Findet ihr euch irgendwo wieder? Ich mich schon. Aber oft bemerken oder analysieren wir unsere geistliche Situation auch gar nicht bewusst. Wer bemerkt oder begutachtet denn dann unser (christliches) Leben kritisch? Gott allein oder vielleicht auch manche Menschen, vor allem die weniger "christlich gefärbten" in unserer Umgebung? Bewege ich mich überhaupt in nichtchristlichen Kreisen? Habe ich Freunde, bin ich auch mit Leuten zusammen, die nicht gläubig sind? Wenn ja und wenn diese wissen, daß ich Christ bin, werden sie mein Leben wohl genauer beobachten als das anderer Leute, die nicht den Anspruch haben, Christ zu sein. Trifft das weitverbreitete Urteil auch auf mich zu, daß das Leben eines Christen langweilig und öde ist, daß alles, was Spaß macht verboten ist. Oder kann irgend jemand an meinem leben Freude und Fülle ablesen, die Gott uns versprochen hat und von der wir schon so oft im Habakuk geredet haben?! Ich bin mir da bei meinem Leben gar nicht so sicher, bzw. bin ich mir sicher, daß es um einiges anders aussehen sollte. Aber wie sollen wir von diesem "Leben, das zu den Ohren rausquillt" (O-Ton Ralf) etwas haben, wenn wir immer weniger Verbindung zu Jesus haben? Wir lassen uns nicht von ihm leiten, weder in den kleinen, alltäglichen Dingen des Lebens noch in den großen.

Aber Gott möchte doch, daß wir zu ihm hinwachsen, daß wir allmählich neue Kleider anziehen und den "alten Menschen" ablegen.

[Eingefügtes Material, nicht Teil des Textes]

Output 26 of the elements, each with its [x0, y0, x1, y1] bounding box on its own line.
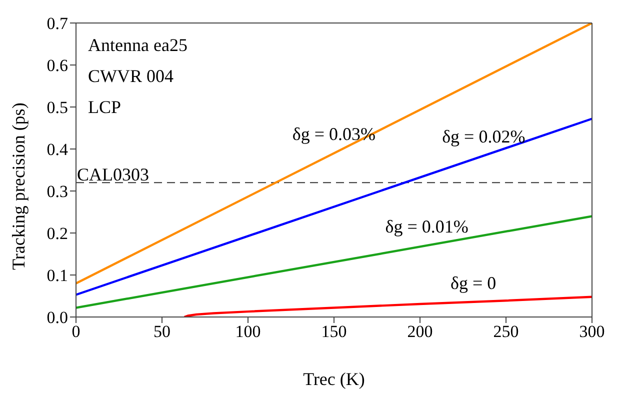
line-series — [183, 296, 592, 317]
y-tick-label: 0.7 — [46, 14, 68, 34]
y-tick-label: 0.6 — [46, 56, 68, 76]
x-tick-label: 300 — [579, 322, 605, 342]
x-tick-label: 100 — [235, 322, 261, 342]
y-tick-label: 0.1 — [46, 266, 68, 286]
y-tick-label: 0.4 — [46, 140, 68, 160]
x-tick-label: 250 — [493, 322, 519, 342]
series-label: δg = 0.02% — [442, 126, 526, 147]
y-tick-label: 0.3 — [46, 182, 68, 202]
x-tick-label: 150 — [321, 322, 347, 342]
annotation: CWVR 004 — [88, 65, 174, 88]
annotation: LCP — [88, 96, 122, 119]
ref-line-label: CAL0303 — [77, 164, 149, 184]
x-tick-label: 200 — [407, 322, 433, 342]
series-label: δg = 0.01% — [385, 216, 468, 236]
annotation: Antenna ea25 — [88, 34, 188, 57]
x-axis-title: Trec (K) — [303, 369, 365, 389]
x-tick-label: 0 — [72, 322, 80, 342]
x-tick-label: 50 — [154, 322, 170, 342]
series-label: δg = 0.03% — [292, 124, 376, 144]
y-tick-label: 0.0 — [46, 308, 68, 328]
y-tick-label: 0.5 — [46, 98, 68, 118]
series-label: δg = 0 — [450, 272, 496, 293]
y-axis-title: Tracking precision (ps) — [8, 102, 28, 270]
y-tick-label: 0.2 — [46, 224, 68, 244]
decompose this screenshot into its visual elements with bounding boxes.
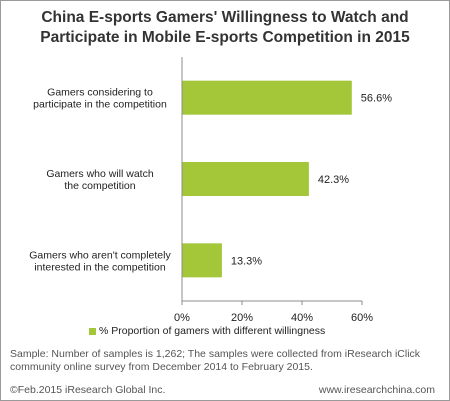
category-label-1-line-1: Gamers considering to [47,87,153,99]
bar-chart: 56.6% Gamers considering to participate in… [29,57,392,321]
category-label-1-line-2: participate in the competition [33,99,167,111]
category-label-3-line-2: interested in the competition [34,261,165,273]
sample-note: Sample: Number of samples is 1,262; The … [10,348,421,373]
bar-1 [182,80,352,115]
x-tick-label-1: 0% [174,312,190,321]
legend-label: % Proportion of gamers with different wi… [99,325,326,337]
data-label-3: 13.3% [231,255,262,267]
category-label-3: Gamers who aren't completely interested i… [29,249,171,273]
copyright-text: ©Feb.2015 iResearch Global Inc. [10,384,166,396]
chart-title: China E-sports Gamers' Willingness to Wa… [1,8,449,48]
legend-swatch [89,327,96,335]
category-label-3-line-1: Gamers who aren't completely [29,249,171,261]
x-tick-label-4: 60% [351,312,373,321]
data-label-1: 56.6% [361,93,392,105]
data-label-2: 42.3% [318,174,349,186]
chart-title-line-1: China E-sports Gamers' Willingness to Wa… [41,9,409,26]
x-tick-label-3: 40% [291,312,313,321]
category-label-1: Gamers considering to participate in the … [33,87,167,111]
website-text: www.iresearchchina.com [318,384,435,396]
category-label-2-line-2: the competition [64,180,135,192]
bar-2 [182,162,309,196]
bar-3 [182,243,222,278]
category-label-2: Gamers who will watch the competition [46,168,154,192]
legend: % Proportion of gamers with different wi… [89,325,325,337]
category-label-2-line-1: Gamers who will watch [46,168,154,180]
x-tick-label-2: 20% [231,312,253,321]
chart-title-line-2: Participate in Mobile E-sports Competiti… [40,29,410,46]
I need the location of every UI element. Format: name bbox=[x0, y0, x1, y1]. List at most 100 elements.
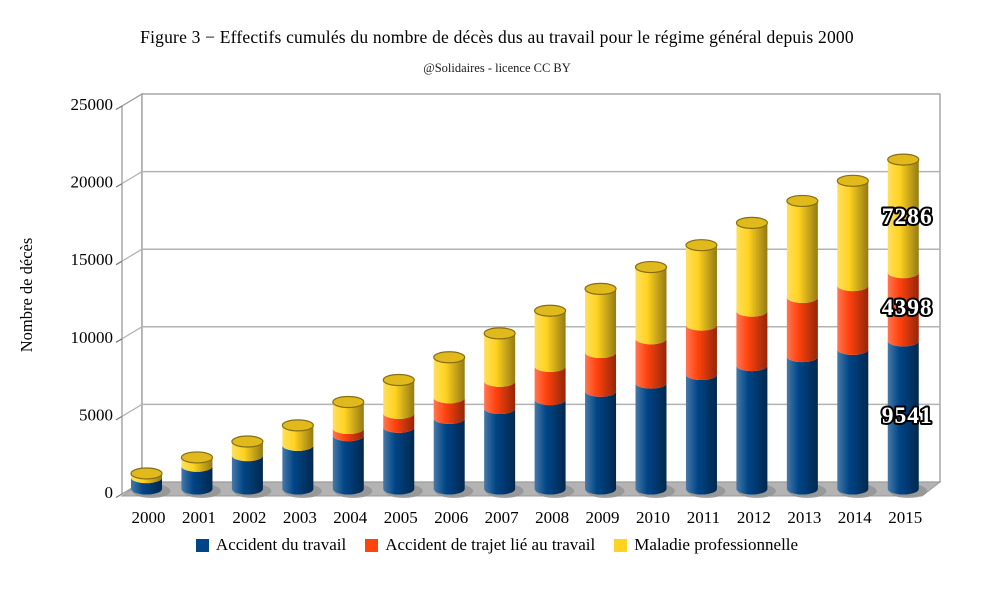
bar-2008-segment-maladie-professionnelle bbox=[534, 310, 566, 372]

Seine Absicht für unser Leben ist nicht nur die "Party in der Ewigkeit", sondern auch unser sogenanntes "geistliches Wachstum". Wie sagte Jesus so schön: Wir sollen vollkommen sein, wie unser Vater im Himmel vollkommen ist. Mt 5,48

Worin zeigt sich nun dieses geistliche Wachsen? Zum einen in den Früchten des Glaubens, denen wir früher schon einmal einen Abend im Habakuk gewidmet haben, und zum anderen in der "Erkenntnis", ein hochtrabendes Wort, das hier für das Verständnis von Gottes Wort gebraucht wird.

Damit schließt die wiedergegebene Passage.